«Blatten wird bis 2030 wieder aufgebaut!»: Über diesen Satz des Gemeindepräsidenten Matthias Bellwald würde ich mich gern gemeinsam mit den Einwohnern freuen. Genauso wie ich gern an die Roadmap glauben würde, wie sie am 3. September vorgestellt worden ist. Sie sieht vor, die Gefahrenkarte des Bergsturzgebiets bis zum 31. März 2026 anzupassen.

Diese Gefahrenkarte entscheidet über die künftige Bauzone. Seltsam nur: Sie soll Ende März vorliegen – noch bevor die Machbarkeitsstudie zur Absenkung des aufgestauten Sees fertig ist. Auch die Grundlagen zu den Naturgefahren fehlen dann: mögliche Hochwasser, weitere Lawinen am Kleinen Nesthorn, am Breitlauihorn oder am Schafbärg. Oder auch die Verflüssigung von neun Millionen Kubikmetern vereistem Geröll.

Partnerinhalte
 
 
 
 

Dringende Schutzmassnahmen nicht umgesetzt

Was soll man davon halten?

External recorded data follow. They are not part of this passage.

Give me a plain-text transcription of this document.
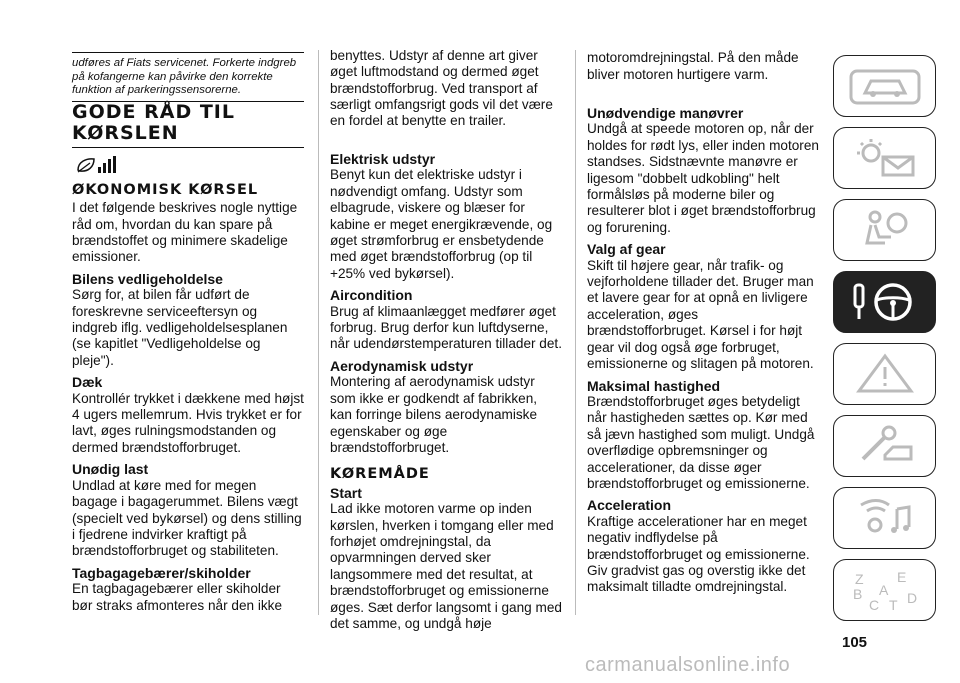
udføres af Fiats servicenet. Forkerte indgreb på kofangerne kan påvirke den korrekte funktion af parkeringssensorerne.

GODE RÅD TIL KØRSLEN
ØKONOMISK KØRSEL

I det følgende beskrives nogle nyttige råd om, hvordan du kan spare på brændstoffet og minimere skadelige emissioner.

Bilens vedligeholdelse

Sørg for, at bilen får udført de foreskrevne serviceeftersyn og indgreb iflg. vedligeholdelsesplanen (se kapitlet "Vedligeholdelse og pleje").

Dæk

Kontrollér trykket i dækkene med højst 4 ugers mellemrum. Hvis trykket er for lavt, øges rulningsmodstanden og dermed brændstofforbruget.

Unødig last

Undlad at køre med for megen bagage i bagagerummet. Bilens vægt (specielt ved bykørsel) og dens stilling i fjedrene indvirker kraftigt på brændstofforbruget og stabiliteten.

Tagbagagebærer/skiholder

En tagbagagebærer eller skiholder bør straks afmonteres når den ikke

benyttes. Udstyr af denne art giver øget luftmodstand og dermed øget brændstofforbrug. Ved transport af særligt omfangsrigt gods vil det være en fordel at benytte en trailer.

Elektrisk udstyr

Benyt kun det elektriske udstyr i nødvendigt omfang. Udstyr som elbagrude, viskere og blæser for kabine er meget energikrævende, og øget strømforbrug er ensbetydende med øget brændstofforbrug (op til +25% ved bykørsel).

Aircondition

Brug af klimaanlægget medfører øget forbrug. Brug derfor kun luftdyserne, når udendørstemperaturen tillader det.

Aerodynamisk udstyr

Montering af aerodynamisk udstyr som ikke er godkendt af fabrikken, kan forringe bilens aerodynamiske egenskaber og øge brændstofforbruget.

KØREMÅDE
Start

Lad ikke motoren varme op inden kørslen, hverken i tomgang eller med forhøjet omdrejningstal, da opvarmningen derved sker langsommere med det resultat, at brændstofforbruget og emissionerne øges. Sæt derfor langsomt i gang med det samme, og undgå høje

motoromdrejningstal. På den måde bliver motoren hurtigere varm.

Unødvendige manøvrer

Undgå at speede motoren op, når der holdes for rødt lys, eller inden motoren standses. Sidstnævnte manøvre er ligesom "dobbelt udkobling" helt formålsløs på moderne biler og resulterer blot i øget brændstofforbrug og forurening.

Valg af gear

Skift til højere gear, når trafik- og vejforholdene tillader det. Bruger man et lavere gear for at opnå en livligere acceleration, øges brændstofforbruget. Kørsel i for højt gear vil dog også øge forbruget, emissionerne og slitagen på motoren.

Maksimal hastighed

Brændstofforbruget øges betydeligt når hastigheden sættes op. Kør med så jævn hastighed som muligt. Undgå overflødige opbremsninger og accelerationer, da disse øger brændstofforbruget og emissionerne.

Acceleration

Kraftige accelerationer har en meget negativ indflydelse på brændstofforbruget og emissionerne. Giv gradvist gas og overstig ikke det maksimalt tilladte omdrejningstal.	Z E
B A
C T D
105
carmanualsonline.info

Nun, die Geschichte des Wallis zeigt uns leider, dass Optimismus bei der Risikoanalyse kein guter Ratgeber ist. Und die Politik auch nicht.

Zur Person
Michel Huissoud

Die 2016 begonnene dritte Rhonekorrektion wurde 2021 ausgesetzt und im Mai 2024 offiziell gestoppt. Der Regierungsrat hielt dieses Jahrhundertprojekt, das die Steuerzahlenden mehr als drei Milliarden Franken gekostet hätte, für unverhältnismässig. Zwei Monate nach dem Stopp trat die Rhone in Siders über die Ufer, überschwemmte das Viertel Sous-Géronde und verwüstete die Aluminiumproduktionsstätte.

Zu diesem Zeitpunkt hätten längst dringende Schutzmassnahmen umgesetzt sein müssen, doch die Arbeiten hatten nicht einmal begonnen. Eine parlamentarische Untersuchungskommission befasst sich seit Monaten mit dem, was das Westschweizer Fernsehen als «politisch-administrativen Schiffbruch» bezeichnet hat. 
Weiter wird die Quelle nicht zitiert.